New research indicates that brief, intense, intermittent exercise could be a more effective treatment for panic disorder than traditional psychotherapy, offering a natural and accessible approach to managing anxiety and improving mental health.
A study suggests that brief, intense intermittent exercise might be more effective in treating panic disorder compared to standard care which involves psychotherapy sessions.
Cognitive behavioural therapy (CBT) is a form of psychotherapy that helps an individual develop strategies to address personal problems by changing one's thought processes.
Researchers from the University of Sao Paulo in Brazil said that supervised walking interspersed with repeated 30-second high-intensity sprints is a more effective treatment for panic disorders, compared to interoceptive exposure where therapists trigger common symptoms of panic attacks like chest pain, sweating, rapid respiration and a racing heart in a safe, controlled environment.
'Here we show that a 12-week programme of brief, intense, intermittent exercise can be used as an interoceptive exposure strategy to treat panic disorder patients,' author Ricardo William Muotri, a postdoctoral fellow at the University of Sao Paulo Medical School in Brazil, said.
The study, published in the journal, Frontiers In Psychiatry, looked at 102 adult women and men diagnosed with panic disorder.
The participants were divided in two groups and did three sessions every week of their allocated exercise during a follow-up period of 12 weeks. No drugs were administered to either group throughout the trial.
Patients in the experimental group began each session with a bout of muscle-stretching, followed by 15 minutes of walking and one to six 30 seconds-long bouts of high-intensity running, alternating with 4.5 minutes of active recovery and ending with additional 15 minutes of walking.
Patients in the second group did segmental muscle contraction exercises in the brachial, scapular, cervical, facial, dorsal, abdominal and lower limb regions, followed by localised muscle relaxation.
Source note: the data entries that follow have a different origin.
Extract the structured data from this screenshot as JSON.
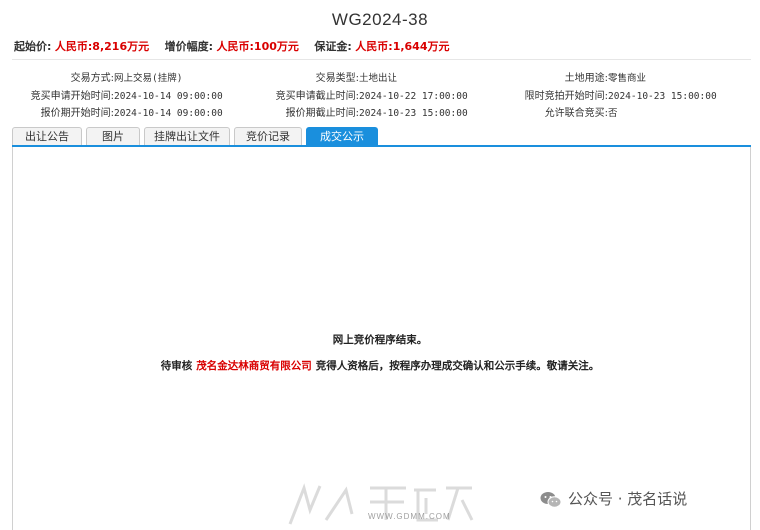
{
  "header": {
    "title": "WG2024-38",
    "prices": [
      {
        "label": "起始价:",
        "value": "人民币:8,216万元"
      },
      {
        "label": "增价幅度:",
        "value": "人民币:100万元"
      },
      {
        "label": "保证金:",
        "value": "人民币:1,644万元"
      }
    ]
  },
  "info": {
    "rows": [
      [
        {
          "label": "交易方式:",
          "value": "网上交易(挂牌)"
        },
        {
          "label": "交易类型:",
          "value": "土地出让"
        },
        {
          "label": "土地用途:",
          "value": "零售商业"
        }
      ],
      [
        {
          "label": "竞买申请开始时间:",
          "value": "2024-10-14 09:00:00"
        },
        {
          "label": "竞买申请截止时间:",
          "value": "2024-10-22 17:00:00"
        },
        {
          "label": "限时竞拍开始时间:",
          "value": "2024-10-23 15:00:00"
        }
      ],
      [
        {
          "label": "报价期开始时间:",
          "value": "2024-10-14 09:00:00"
        },
        {
          "label": "报价期截止时间:",
          "value": "2024-10-23 15:00:00"
        },
        {
          "label": "允许联合竞买:",
          "value": "否"
        }
      ]
    ]
  },
  "tabs": [
    {
      "label": "出让公告",
      "active": false
    },
    {
      "label": "图片",
      "active": false
    },
    {
      "label": "挂牌出让文件",
      "active": false
    },
    {
      "label": "竞价记录",
      "active": false
    },
    {
      "label": "成交公示",
      "active": true
    }
  ],
  "result": {
    "line1": "网上竞价程序结束。",
    "line2_prefix": "待审核",
    "company": "茂名金达林商贸有限公司",
    "line2_suffix": "竞得人资格后，按程序办理成交确认和公示手续。敬请关注。"
  },
  "watermark": {
    "site_url": "WWW.GDMM.COM",
    "wechat_label": "公众号 · 茂名话说",
    "icon": "wechat-icon"
  },
  "colors": {
    "accent": "#1a8fdd",
    "price_red": "#d90000"
  }
}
Data collected via monitoring devices worn during the exercises was analysed.
Average scores on the 'panic and agoraphobia' scale and those for anxiety and depression fell over time in both the groups, but more steeply in the brief, intense, intermittent exercise one, the researchers said.
The frequency and severity of the panic attacks also decreased in the brief, intense, intermittent exercise group, they said.
'A 12-week BIE (brief, intermittent, intense exercise) programme used as interoceptive exposure was feasible and more effective than relaxation training in reducing the panic symptom severity and the panic attack frequency, with effects sustained for at least 24 weeks,' the authors wrote.
Muotri said, 'Healthcare professionals can adopt brief, intermittent, intense exercise as a natural and low-cost interoceptive exposure strategy. It doesn't need to take place in a clinical setting so that exposure to the symptoms of a panic attack is brought closer to the patient's daily life.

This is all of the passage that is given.